Are You The Caregiver In The Sandwich Generation

For so many people referred to as the baby boom generation, The Sandwich Generation is now part of our lives.  We are still raising children.  Plenty of us have hormonal teenagers that are providing us with all the wrinkles we never asked for and still many of us are finding pleasure in the hectic world of raising our younger kids.

Consider your hectic life as a parent and add to that the increasing obligations to look after your own parents.  Not only do your children, together with all of their activities and running your household, need you; but so do your parents.  If you can relate to this then you are one of The Sandwich Generation. 

The term “Sandwich Generation” is used to describe people who are sandwiched between looking out for our elderly parents and looking after and raising our dependent kids at the same time.

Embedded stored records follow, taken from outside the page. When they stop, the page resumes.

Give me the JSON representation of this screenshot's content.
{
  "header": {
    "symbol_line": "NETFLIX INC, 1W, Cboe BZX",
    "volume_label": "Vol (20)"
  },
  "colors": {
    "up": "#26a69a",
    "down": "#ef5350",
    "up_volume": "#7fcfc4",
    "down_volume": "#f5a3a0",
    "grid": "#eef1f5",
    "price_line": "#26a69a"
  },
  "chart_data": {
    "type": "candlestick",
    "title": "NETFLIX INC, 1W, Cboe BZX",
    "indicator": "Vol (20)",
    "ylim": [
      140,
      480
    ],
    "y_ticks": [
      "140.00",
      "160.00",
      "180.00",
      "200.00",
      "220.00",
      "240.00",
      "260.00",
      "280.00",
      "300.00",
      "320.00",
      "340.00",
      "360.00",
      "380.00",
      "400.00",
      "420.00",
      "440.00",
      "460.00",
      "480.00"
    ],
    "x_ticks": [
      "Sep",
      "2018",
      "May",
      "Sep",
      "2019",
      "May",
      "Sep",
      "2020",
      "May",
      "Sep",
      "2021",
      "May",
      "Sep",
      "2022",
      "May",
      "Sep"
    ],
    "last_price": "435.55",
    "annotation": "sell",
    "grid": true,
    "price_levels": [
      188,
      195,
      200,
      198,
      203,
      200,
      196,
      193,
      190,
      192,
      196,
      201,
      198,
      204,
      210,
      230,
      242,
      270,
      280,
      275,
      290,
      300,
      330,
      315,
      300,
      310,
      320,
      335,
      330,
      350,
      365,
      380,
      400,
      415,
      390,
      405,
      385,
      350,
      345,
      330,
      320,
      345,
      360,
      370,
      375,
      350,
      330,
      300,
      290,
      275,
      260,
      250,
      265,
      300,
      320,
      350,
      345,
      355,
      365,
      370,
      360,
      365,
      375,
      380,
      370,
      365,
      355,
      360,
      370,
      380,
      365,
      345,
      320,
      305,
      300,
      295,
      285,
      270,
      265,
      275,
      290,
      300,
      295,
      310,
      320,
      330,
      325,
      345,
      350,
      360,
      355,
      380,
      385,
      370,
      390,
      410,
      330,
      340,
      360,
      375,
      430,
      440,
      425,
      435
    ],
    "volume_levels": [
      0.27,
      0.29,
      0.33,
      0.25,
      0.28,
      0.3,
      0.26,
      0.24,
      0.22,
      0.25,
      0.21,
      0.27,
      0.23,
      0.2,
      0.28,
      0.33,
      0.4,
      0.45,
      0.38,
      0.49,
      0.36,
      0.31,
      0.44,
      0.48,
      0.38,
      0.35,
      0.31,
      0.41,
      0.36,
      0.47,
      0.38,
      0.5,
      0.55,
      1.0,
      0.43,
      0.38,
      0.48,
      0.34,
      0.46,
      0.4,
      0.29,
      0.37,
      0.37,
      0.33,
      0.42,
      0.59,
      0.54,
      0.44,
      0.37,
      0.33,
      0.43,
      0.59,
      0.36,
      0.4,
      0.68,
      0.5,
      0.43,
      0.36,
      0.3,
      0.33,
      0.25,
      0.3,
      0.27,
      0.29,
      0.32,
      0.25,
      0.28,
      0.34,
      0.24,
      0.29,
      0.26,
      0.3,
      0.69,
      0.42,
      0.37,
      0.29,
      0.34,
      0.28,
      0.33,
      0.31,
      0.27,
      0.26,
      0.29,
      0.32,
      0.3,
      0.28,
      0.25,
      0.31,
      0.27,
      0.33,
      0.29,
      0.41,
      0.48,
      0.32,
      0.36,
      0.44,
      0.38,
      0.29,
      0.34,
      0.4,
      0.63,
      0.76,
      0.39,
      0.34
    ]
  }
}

We musn’t forget about you, the caregiver.  Stress management and mental wellness are crucial in assisting you while you cope with all of the demands that are required of you while you try to be the most wonderful parent you can be to your kids, and care for your elderly parents, as best you can.  If you work full time this will be even more necessary and challenging.

The following are a few simple steps to avoid becoming despondent, uneasy and drained:

  1. Stay connected with your relatives and friends.  Enjoy some fun, laugh and focus on things besides your obligations and do not feel guilty about it because maintaining balance emotionally will help you to be a better caregiver.
  2. Always take care of yourself.  There is less chance of burnout or depression if you remain in good health. Eat well, don’t skimp on rest and exercise no matter what.
  3. Enlist a support network.  You need friends, relatives and others that can step in and help.  Do not decline help.  It’s crucial to acknowledge that no one can do everything and sometimes duties will not be accomplished perfectly.
  4. Be honest and straight forward with your employer about your needs.  Perhaps there is room for flexibility in your job schedule.
  5. Rely on local resources.  There are probably organizations in your area that are dedicated to assisting with the elderly and their caregivers.
  6. Accept that you will go through days when you cannot avoid feeling tired or upset.  These feelings are normal.  Be sure to talk about them with individuals that you have confidence in.
  7. Expect to feel sorrow over the loss of the bond, as you have always known it, with your parents.  In most situations your parents were always available to support you and now the dynamics have changed and you may find this hard to face.
  8. Acknowledge that your children do not always comprehend the demands that are placed on you and they are innocently being kids with their own wants and needs.

MOST IMPORTANT: Be a caregiver to you – always be kind to yourself and if you are having a hard time doing this then engage the assistance of a good friend who sympathizes and will serve you a snack and some tea while they lend you an ear and a helping hand.